Participant classification based on kNN-networks revealed that insulin sensitivity could be accurately predicted for individuals without diabetes from gene expression patterns, whereas gene expression patterns for participants with hyperglycaemia scored differently from the clinical classification in several cases. The latter observation is consistent with the idea that hyperglycaemia occurs in a late state of disease progression as a consequence of pancreatic beta cell failure. In addition, insulin sensitivity is associated with multiple organ malfunction and, in particular, skeletal muscle is the primary organ for glucose uptake [19]. Although GIR measured using a hyperinsulinaemic–euglycaemic clamp is still the gold standard for directly measuring insulin resistance, it is highly invasive and time-consuming and has very limited predictive potential.
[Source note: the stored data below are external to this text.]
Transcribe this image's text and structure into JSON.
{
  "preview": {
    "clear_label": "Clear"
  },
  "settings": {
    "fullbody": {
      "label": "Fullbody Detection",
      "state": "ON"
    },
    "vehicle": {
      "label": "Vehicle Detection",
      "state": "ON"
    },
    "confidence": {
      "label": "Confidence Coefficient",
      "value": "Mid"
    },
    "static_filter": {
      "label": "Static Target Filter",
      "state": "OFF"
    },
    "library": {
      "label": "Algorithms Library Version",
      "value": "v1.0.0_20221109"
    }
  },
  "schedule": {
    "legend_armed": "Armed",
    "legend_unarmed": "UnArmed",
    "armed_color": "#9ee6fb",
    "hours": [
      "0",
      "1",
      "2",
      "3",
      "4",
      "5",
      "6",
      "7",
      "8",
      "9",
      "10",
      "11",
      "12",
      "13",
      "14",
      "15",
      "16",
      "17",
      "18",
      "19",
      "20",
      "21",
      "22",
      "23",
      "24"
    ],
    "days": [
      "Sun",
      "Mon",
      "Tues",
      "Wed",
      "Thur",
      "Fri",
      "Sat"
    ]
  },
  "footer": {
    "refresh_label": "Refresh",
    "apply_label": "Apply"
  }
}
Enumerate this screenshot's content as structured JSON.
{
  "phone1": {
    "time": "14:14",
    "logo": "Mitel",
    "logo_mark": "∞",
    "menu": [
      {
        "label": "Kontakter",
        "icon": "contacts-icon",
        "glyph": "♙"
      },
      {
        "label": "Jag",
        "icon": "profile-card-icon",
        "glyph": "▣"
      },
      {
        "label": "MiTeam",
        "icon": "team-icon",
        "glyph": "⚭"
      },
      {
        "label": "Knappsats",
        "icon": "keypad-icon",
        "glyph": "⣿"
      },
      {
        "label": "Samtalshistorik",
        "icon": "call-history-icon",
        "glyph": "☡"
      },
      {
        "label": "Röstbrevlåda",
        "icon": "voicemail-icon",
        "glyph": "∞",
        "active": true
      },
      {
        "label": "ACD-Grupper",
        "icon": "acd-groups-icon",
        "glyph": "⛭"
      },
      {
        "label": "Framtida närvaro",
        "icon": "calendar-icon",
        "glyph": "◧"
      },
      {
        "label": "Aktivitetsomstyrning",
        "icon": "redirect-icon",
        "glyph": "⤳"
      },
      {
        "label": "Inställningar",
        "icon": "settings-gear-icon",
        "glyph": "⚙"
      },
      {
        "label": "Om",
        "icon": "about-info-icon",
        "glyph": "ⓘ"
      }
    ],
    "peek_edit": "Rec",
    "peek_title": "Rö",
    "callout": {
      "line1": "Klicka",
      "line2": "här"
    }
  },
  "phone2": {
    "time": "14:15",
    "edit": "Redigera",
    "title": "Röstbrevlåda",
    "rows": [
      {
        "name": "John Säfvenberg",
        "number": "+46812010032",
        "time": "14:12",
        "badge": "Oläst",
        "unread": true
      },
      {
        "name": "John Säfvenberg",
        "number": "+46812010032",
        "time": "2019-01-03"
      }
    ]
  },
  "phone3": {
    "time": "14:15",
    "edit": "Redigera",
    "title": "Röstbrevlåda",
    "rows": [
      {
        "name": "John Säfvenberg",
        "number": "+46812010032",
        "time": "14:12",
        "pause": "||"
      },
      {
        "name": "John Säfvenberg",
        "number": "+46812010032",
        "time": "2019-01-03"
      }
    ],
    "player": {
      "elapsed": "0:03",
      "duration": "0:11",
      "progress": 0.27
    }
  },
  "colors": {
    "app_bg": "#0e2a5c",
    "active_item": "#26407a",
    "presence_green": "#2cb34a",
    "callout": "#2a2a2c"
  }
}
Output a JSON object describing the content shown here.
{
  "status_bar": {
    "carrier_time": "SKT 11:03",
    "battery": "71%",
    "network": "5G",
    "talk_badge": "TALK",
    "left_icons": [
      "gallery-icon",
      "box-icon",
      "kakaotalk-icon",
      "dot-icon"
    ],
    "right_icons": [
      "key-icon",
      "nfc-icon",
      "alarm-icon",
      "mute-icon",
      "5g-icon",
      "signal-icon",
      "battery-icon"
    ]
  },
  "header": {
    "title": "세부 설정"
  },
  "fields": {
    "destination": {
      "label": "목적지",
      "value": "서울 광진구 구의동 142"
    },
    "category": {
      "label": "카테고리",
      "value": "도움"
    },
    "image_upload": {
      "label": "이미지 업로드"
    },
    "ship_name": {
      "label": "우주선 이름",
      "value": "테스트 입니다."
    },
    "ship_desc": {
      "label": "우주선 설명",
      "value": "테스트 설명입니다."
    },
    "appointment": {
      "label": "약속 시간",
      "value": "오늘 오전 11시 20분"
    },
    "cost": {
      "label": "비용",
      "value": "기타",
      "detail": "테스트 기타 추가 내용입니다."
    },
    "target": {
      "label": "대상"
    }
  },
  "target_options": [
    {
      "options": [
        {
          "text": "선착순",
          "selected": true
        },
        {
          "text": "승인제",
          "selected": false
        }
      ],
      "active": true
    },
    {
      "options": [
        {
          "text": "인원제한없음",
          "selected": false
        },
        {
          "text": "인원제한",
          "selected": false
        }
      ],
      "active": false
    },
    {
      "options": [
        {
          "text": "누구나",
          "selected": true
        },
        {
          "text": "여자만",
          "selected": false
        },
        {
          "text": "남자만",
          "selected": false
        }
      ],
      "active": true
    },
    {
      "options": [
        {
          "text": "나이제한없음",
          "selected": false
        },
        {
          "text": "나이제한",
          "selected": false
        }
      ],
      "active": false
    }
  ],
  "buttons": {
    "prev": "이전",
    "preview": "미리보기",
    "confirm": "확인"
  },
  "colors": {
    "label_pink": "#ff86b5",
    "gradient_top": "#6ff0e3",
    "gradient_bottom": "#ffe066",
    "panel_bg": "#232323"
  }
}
FG levels by themselves are unlikely to identify individuals with obesity and impaired glucose tolerance; rather, they identify individuals with severe insulin resistance with an increased risk for irreversible damage of tissues and organs [20]. We thus conclude that both GIR and FG levels are not suitable for a reliable early diagnosis and prognosis of disease progression. In contrast, the gene expression profiles identified here, which represent a muscle-specific state of individual insulin resistance, have predictive potential for the characterisation of individual insulin sensitivity.

This predictive potential was tested on muscle tissue from an additional independent cohort of 17 individuals with impaired glucose metabolism undergoing a 12 week combined weight loss and exercise intervention. By correlating the pre-intervention expression levels of our candidate genes with the relative change in clinical variables post intervention we identified four genes with significant predictive value: AASS, ARF1, SIN3A and ST3GAL2. Lower levels of expression of AASS, ARF1 and SIN3A indicated a positive prognosis. AASS encodes the enzyme aminoadipate-semialdehyde synthase, which is involved in mammalian lysine degradation and in hyperlysinaemia [21], but which has not yet been characterised in the context of impaired glucose metabolism, insulin resistance or diabetes. Beside its predictive potential we also found that expression of ARF1, which encodes ADP ribosylation factor 1, was significantly reduced after the intervention. ADP ribosylation factor 1 was recently linked to rapamycin (mTOR) complex 2 (mTORC2) [22], which has been shown to be involved in exercise-dependent regulation of muscle glucose uptake in mice [23]. SIN3 transcription regulator family member A, encoded by SIN3A, has been linked to glucose metabolism in murine beta cells [24]. It has further been shown that SIN3A is an insulin-sensitive forkhead box protein O1 (FOXO1) corepressor of glucokinase in murine liver [25]. SIN3A was also shown to negatively regulate insulin receptor (Insr/INSR) mRNA in mice and human muscle [26]. Finally, ST3GAL2, which encodes ST3 beta-galactoside alpha-2,3-sialyltransferase 2, was the only gene identified to positively predict exercise response at high expression levels. Mice lacking this protein have been shown to develop obesity and insulin resistance after 7–9 months of age [27]. In summary, three of the four predictive genes that we identified have already been linked to insulin resistance and diabetes but their predictive potential has not yet been explored.

In conclusion, we identified novel markers for predicting impaired insulin sensitivity in human muscle and found four markers that predict individual exercise intervention responses in participants with diabetes. These findings may help to classify and characterise individuals with obesity, impaired glucose tolerance or diabetes more precisely than using state-of-the-art variables such as GIR and FG alone. Additionally, we anticipate that these findings may also help to develop precise and individualised intervention strategies for patients at risk of obesity and type 2 diabetes.